Subhendra N. Mattagajasingh*, Shu-Ching Huang*, Julia S. Hartenstein*, Michael Snyder{ddagger}, Vincent T. Marchesi§, and Edward J. Benz, Jr.*,||

* Department of Medicine, The Johns Hopkins University School of Medicine, Baltimore, Maryland 21205; {ddagger} Department of Biology, Yale University, New Haven, Connecticut 06511; § Boyer Center for Molecular Medicine and Department of Pathology, Yale School of Medicine, New Haven, Connecticut 06510; and || Department of Molecular Biology and Genetics, The Johns Hopkins University, Baltimore, Maryland 21205

Red blood cell protein 4.1 (4.1R) is an 80- kD erythrocyte phosphoprotein that stabilizes the spectrin/actin cytoskeleton. In nonerythroid cells, multiple 4.1R isoforms arise from a single gene by alternative splicing and predominantly code for a 135-kD isoform. This isoform contains a 209 amino acid extension at its NH2 terminus (head piece; HP). Immunoreactive epitopes specific for HP have been detected within the cell nucleus, nuclear matrix, centrosomes, and parts of the mitotic apparatus in dividing cells. Using a yeast two-hybrid system, in vitro binding assays, coimmunolocalization, and coimmunoprecipitation studies, we show that a 135-kD 4.1R isoform specifically interacts with the nuclear mitotic apparatus (NuMA) protein. NuMA and 4.1R partially colocalize in the interphase nucleus of MDCK cells and redistribute to the spindle poles early in mitosis. Protein 4.1R associates with NuMA in the interphase nucleus and forms a complex with spindle pole organizing proteins, NuMA, dynein, and dynactin during cell division. Overexpression of a 135-kD isoform of 4.1R alters the normal distribution of NuMA in the interphase nucleus. The minimal sequence sufficient for this interaction has been mapped to the amino acids encoded by exons 20 and 21 of 4.1R and residues 1788–1810 of NuMA. Our results not only suggest that 4.1R could, possibly, play an important role in organizing the nuclear architecture, mitotic spindle, and spindle poles, but also could define a novel role for its 22–24-kD domain.

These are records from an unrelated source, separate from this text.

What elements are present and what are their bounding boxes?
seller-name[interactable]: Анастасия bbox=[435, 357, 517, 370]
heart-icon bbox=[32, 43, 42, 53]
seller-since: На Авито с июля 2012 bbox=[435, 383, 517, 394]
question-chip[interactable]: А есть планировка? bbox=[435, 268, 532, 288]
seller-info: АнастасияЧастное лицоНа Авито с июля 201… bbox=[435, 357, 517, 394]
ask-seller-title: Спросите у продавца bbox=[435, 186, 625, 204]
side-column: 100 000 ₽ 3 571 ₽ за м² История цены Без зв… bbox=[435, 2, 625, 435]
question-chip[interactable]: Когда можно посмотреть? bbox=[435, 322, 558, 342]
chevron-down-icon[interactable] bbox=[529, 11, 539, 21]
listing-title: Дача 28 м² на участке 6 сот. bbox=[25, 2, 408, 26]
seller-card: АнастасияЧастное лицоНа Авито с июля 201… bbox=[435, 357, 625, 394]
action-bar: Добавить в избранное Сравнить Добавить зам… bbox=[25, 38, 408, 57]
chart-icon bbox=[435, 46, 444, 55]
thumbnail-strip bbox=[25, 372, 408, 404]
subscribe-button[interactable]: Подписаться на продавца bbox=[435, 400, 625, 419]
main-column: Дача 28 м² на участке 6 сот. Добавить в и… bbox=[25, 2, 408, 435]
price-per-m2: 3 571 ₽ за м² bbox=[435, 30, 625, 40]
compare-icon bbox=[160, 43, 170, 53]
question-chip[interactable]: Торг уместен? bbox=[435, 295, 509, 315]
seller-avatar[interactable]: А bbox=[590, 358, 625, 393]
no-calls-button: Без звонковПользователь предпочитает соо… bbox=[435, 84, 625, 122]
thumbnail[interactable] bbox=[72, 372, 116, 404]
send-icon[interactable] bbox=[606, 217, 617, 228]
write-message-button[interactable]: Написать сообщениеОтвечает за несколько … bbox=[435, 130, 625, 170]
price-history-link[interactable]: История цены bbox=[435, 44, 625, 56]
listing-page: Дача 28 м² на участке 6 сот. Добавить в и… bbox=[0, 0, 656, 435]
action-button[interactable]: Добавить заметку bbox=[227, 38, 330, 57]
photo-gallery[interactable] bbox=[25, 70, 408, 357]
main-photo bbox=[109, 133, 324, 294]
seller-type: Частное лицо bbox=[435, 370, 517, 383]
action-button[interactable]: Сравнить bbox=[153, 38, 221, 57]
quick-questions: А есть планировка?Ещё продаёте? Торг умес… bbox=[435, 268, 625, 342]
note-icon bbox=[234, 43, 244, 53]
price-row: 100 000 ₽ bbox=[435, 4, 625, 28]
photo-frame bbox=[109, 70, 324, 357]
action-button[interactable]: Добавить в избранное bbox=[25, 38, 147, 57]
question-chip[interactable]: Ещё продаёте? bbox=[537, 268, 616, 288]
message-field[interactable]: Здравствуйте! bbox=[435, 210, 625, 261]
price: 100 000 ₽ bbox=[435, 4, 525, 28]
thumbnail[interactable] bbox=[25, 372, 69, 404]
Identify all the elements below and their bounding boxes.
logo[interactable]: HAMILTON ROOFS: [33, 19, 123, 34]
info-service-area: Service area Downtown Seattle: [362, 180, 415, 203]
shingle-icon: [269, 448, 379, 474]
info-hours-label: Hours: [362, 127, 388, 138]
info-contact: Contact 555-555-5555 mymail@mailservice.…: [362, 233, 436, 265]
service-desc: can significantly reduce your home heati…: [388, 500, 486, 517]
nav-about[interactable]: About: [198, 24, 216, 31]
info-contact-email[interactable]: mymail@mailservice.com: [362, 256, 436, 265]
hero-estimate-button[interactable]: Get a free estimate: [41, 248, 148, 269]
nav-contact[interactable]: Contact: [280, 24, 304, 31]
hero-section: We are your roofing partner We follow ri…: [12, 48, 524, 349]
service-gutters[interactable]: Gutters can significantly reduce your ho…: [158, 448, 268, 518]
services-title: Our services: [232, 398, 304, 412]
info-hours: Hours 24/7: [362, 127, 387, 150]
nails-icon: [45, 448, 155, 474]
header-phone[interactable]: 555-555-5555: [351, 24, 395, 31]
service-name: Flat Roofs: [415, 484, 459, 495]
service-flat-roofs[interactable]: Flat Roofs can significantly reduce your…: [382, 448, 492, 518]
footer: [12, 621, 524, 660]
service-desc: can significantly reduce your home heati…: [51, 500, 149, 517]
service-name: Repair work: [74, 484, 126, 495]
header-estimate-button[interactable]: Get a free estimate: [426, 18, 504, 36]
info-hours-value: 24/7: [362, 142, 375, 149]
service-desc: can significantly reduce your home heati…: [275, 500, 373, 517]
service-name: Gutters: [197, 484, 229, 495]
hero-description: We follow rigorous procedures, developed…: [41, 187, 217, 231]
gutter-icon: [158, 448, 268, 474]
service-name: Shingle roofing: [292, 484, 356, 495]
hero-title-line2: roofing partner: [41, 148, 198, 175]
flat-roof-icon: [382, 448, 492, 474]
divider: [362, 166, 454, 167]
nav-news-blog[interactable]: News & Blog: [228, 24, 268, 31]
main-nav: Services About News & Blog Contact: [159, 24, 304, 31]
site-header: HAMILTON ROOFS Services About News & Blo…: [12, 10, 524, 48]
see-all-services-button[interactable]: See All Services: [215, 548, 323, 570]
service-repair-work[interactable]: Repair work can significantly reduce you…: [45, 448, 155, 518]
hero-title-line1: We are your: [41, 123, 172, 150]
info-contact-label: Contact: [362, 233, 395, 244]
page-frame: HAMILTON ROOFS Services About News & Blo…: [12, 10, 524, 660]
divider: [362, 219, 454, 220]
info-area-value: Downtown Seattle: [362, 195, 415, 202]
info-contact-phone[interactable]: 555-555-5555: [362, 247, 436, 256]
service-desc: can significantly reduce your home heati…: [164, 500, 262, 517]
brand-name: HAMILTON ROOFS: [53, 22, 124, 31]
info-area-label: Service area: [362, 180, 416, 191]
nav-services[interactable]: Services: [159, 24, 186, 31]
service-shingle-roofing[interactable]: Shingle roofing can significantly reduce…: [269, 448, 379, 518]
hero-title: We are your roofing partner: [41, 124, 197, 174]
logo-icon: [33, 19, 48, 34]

Key Words: protein 4.1R • NuMA • dynein • dynactin • mitotic spindle



Abbreviations used in this paper: Ab, polyclonal antibody; 4.1R, red blood cell protein 4.1; Gal4-AD, Gal4 activation domain; Gal4-BD, Gal4 DNA-binding domain; HP, head piece or the NH2-terminal extension of 4.1R; IP, immunoprecipitation buffer; NuMA, nuclear mitotic apparatus protein.